Popular Combinations
Terizidone is typically used in combination with other second-line anti-TB drugs based on susceptibility testing.
Precautions
- Pre-screening for renal function, neurological/psychiatric conditions, and alcohol abuse is essential.
- Co-administration of pyridoxine (vitamin B6) is recommended to prevent neurological side effects (50 mg of pyridoxine for every 250 mg of terizidone).
FAQs (Frequently Asked Questions)
Q1: What is the recommended dosage for Terizidone?
A: Adults: 750-1000 mg/day in divided doses. Children: 10-20 mg/kg/day in divided doses.
Q2: What are the common side effects of Terizidone?
A: Headache, dizziness, drowsiness, tremor, and peripheral neuropathy.
Q3: What are the serious side effects of Terizidone?
A: Seizures, psychosis, depression, and suicidal ideation.
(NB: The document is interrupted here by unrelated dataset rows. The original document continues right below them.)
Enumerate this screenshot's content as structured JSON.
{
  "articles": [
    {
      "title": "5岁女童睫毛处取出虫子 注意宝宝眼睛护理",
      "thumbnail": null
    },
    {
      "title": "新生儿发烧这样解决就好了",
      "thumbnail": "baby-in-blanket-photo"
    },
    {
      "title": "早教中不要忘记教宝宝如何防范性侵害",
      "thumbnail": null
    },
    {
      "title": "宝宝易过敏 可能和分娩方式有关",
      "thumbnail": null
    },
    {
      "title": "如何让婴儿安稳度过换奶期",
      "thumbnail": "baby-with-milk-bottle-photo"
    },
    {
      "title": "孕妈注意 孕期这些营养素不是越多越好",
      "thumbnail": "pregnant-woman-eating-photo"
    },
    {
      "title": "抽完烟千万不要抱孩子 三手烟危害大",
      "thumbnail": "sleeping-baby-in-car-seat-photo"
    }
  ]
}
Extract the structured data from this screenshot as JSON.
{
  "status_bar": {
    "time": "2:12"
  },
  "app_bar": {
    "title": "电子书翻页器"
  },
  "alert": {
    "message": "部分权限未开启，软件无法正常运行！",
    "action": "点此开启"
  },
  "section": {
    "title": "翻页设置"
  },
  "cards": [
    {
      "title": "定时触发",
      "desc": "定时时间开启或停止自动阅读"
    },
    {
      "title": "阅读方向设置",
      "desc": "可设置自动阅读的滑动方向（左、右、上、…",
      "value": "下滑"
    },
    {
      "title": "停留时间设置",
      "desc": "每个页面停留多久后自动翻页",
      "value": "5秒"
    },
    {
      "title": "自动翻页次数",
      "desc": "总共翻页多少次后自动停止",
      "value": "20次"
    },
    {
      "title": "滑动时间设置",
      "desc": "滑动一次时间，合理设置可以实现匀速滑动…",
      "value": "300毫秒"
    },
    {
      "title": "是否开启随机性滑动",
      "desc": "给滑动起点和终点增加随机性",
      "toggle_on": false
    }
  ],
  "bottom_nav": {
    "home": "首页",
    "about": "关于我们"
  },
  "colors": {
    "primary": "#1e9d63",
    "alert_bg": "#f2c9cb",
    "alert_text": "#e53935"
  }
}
Q4: What are the contraindications for Terizidone?
A: Epilepsy, severe depression, psychosis, severe renal impairment, and chronic alcoholism.
Q5: How does Terizidone interact with other drugs?
A: Increased neurotoxicity with alcohol, isoniazid, and ethionamide. Exacerbated neurological side effects with CNS-active drugs.
Q6: Can Terizidone be used during pregnancy and breastfeeding?
A: Use with caution if benefits outweigh risks. Monitor infant if breastfeeding. Supplement with pyridoxine.
Q7: What is the mechanism of action of Terizidone?
A: Inhibits bacterial cell wall synthesis by inhibiting alanine racemase and D-alanyl-D-alanine synthetase.
Q8: What are the key monitoring parameters for patients on Terizidone?
A: Cycloserine serum concentrations, renal function, and neurological/psychiatric status.
Q9: Why is pyridoxine co-administered with Terizidone?
A: To mitigate the risk of neurological side effects.
Q10: What kind of diet should be recommended during Terizidone usage?
A: Avoid high-fat meals, as they interfere with terizidone absorption. It is recommended to administer the drug without food or with orange juice.